Inequality based on cubic equation

Question

If $2x^3+ax^2+bx+4=0$ (where $a$ and $b$ are positive and real) has three real roots,
then prove that $a \geq 6\sqrt[3]{2}$.

How to approach this question?

Answer 1

This is a consequence of Newton's or MacLaurin's inequalities.

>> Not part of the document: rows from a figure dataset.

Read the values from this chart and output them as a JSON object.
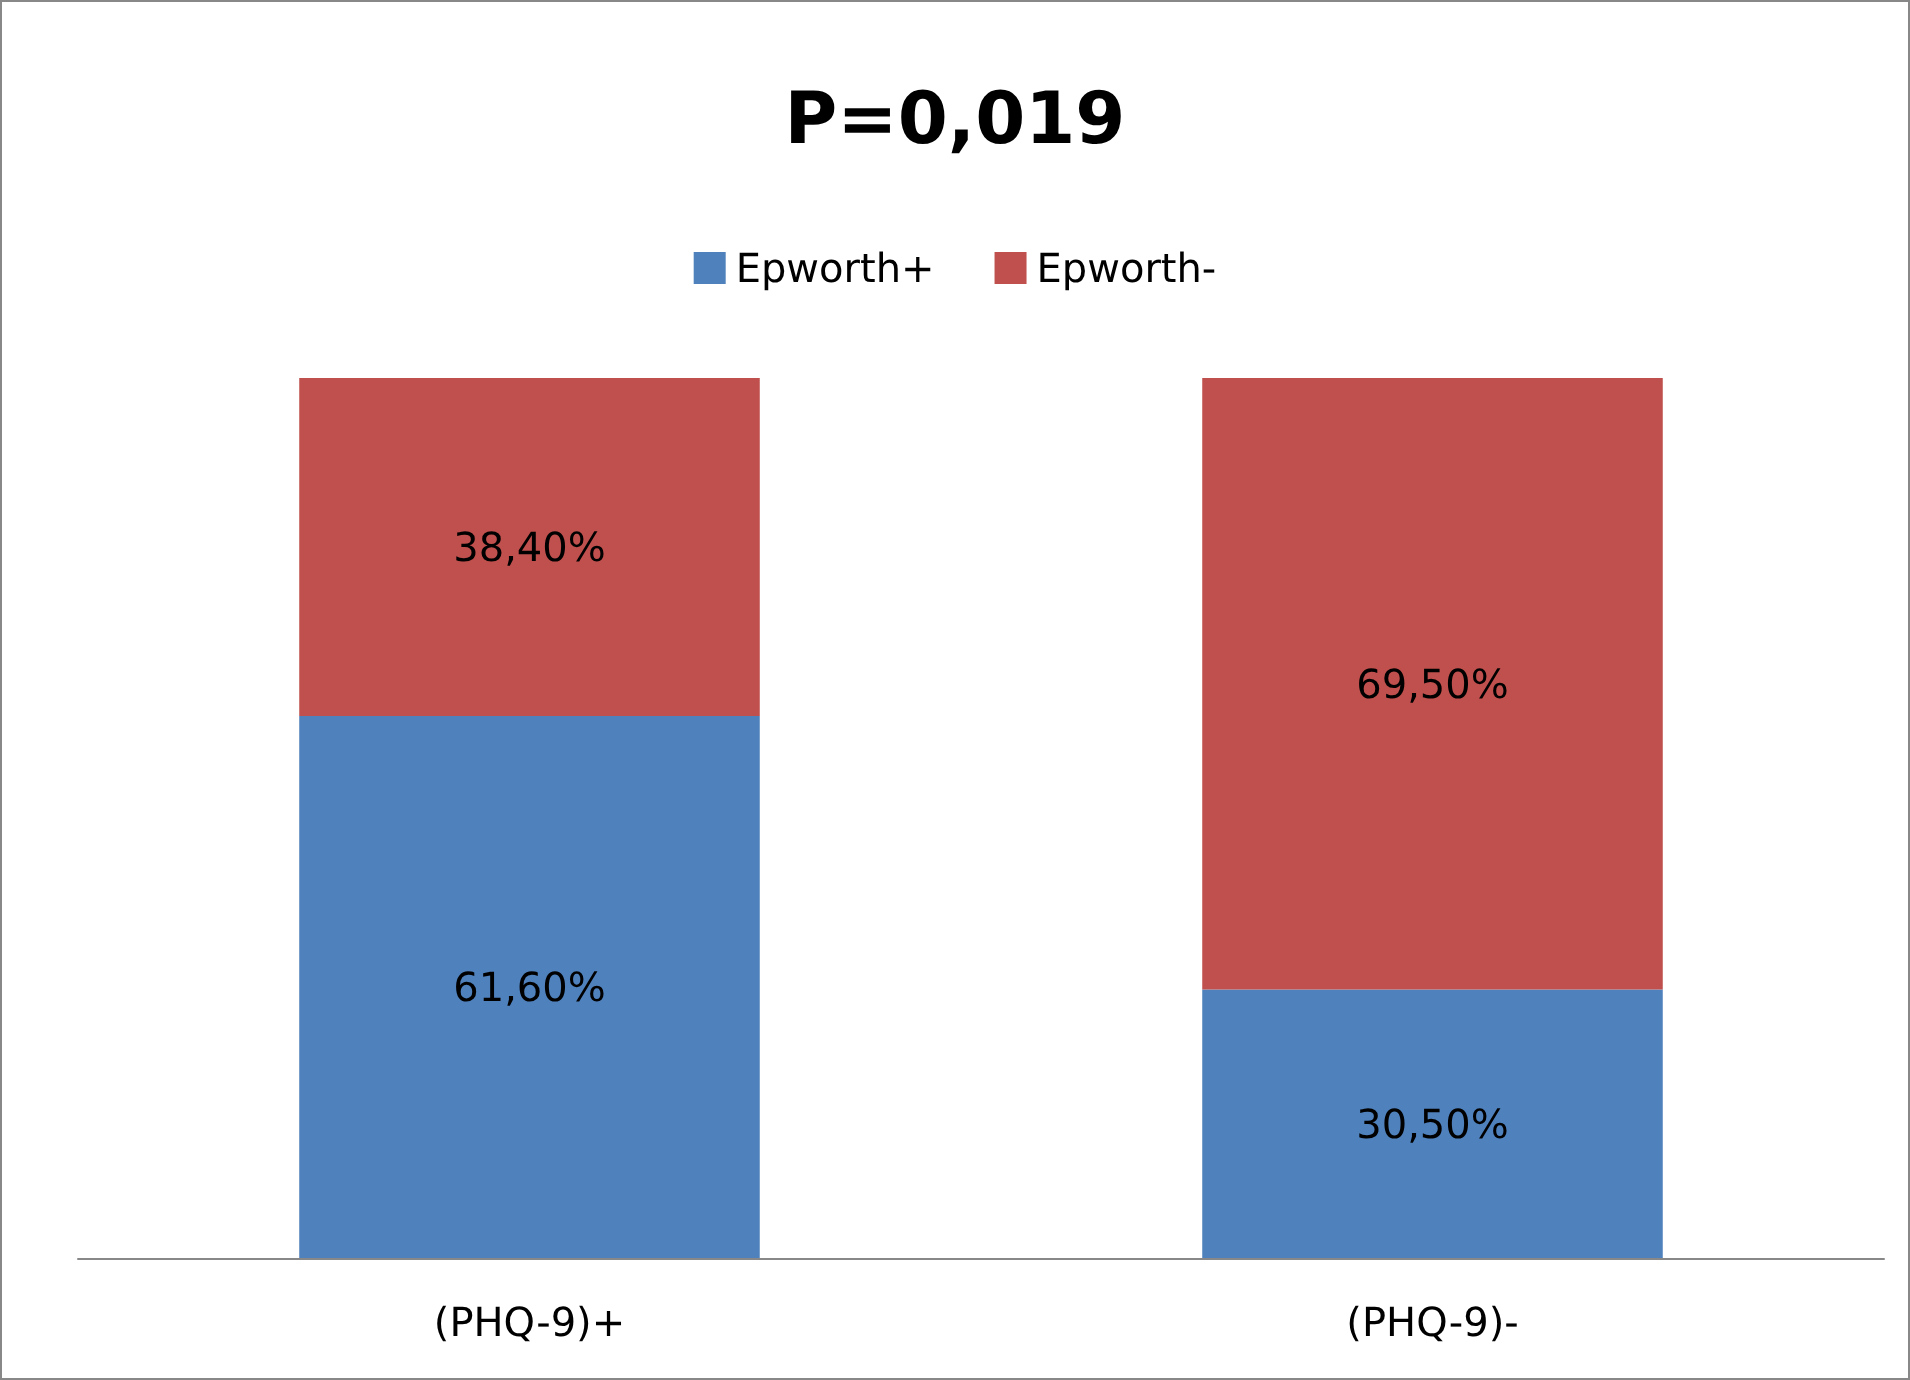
{
  "chart_data": {
    "type": "bar",
    "title": "P=0,019",
    "categories": [
      "(PHQ-9)+",
      "(PHQ-9)-"
    ],
    "stacked": true,
    "legend": "top",
    "series": [
      {
        "name": "Epworth+",
        "color": "#4f81bd",
        "values": [
          61.6,
          30.5
        ],
        "value_labels": [
          "61,60%",
          "30,50%"
        ]
      },
      {
        "name": "Epworth-",
        "color": "#c0504d",
        "values": [
          38.4,
          69.5
        ],
        "value_labels": [
          "38,40%",
          "69,50%"
        ]
      }
    ]
  }
}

If $\zeta_1,\zeta_2,\zeta_3$ are the real roots of the given cubic polynomial, by Vieta's formulas $$\zeta_1+\zeta_2+\zeta_3 = -\frac{a}{2}\qquad\zeta_1\zeta_2+\zeta_1\zeta_3+\zeta_2\zeta_3 = \frac{b}{2}\qquad \zeta_1 \zeta_2\zeta_3=-2$$ and by Descartes' rule of signs $\zeta_i<0$. So the polynomial $2x^3-ax^2+bx-4$ has three positive real roots and its elementary symmetric means are $$ S_1 = \frac{a}{6},\qquad S_2=\frac{b}{6},\qquad S_3=2 $$ where $S_1\geq \sqrt[3]{S_3}$ must hold, leading to $\color{red}{a\geq 6\sqrt[3]{2}}$ as wanted.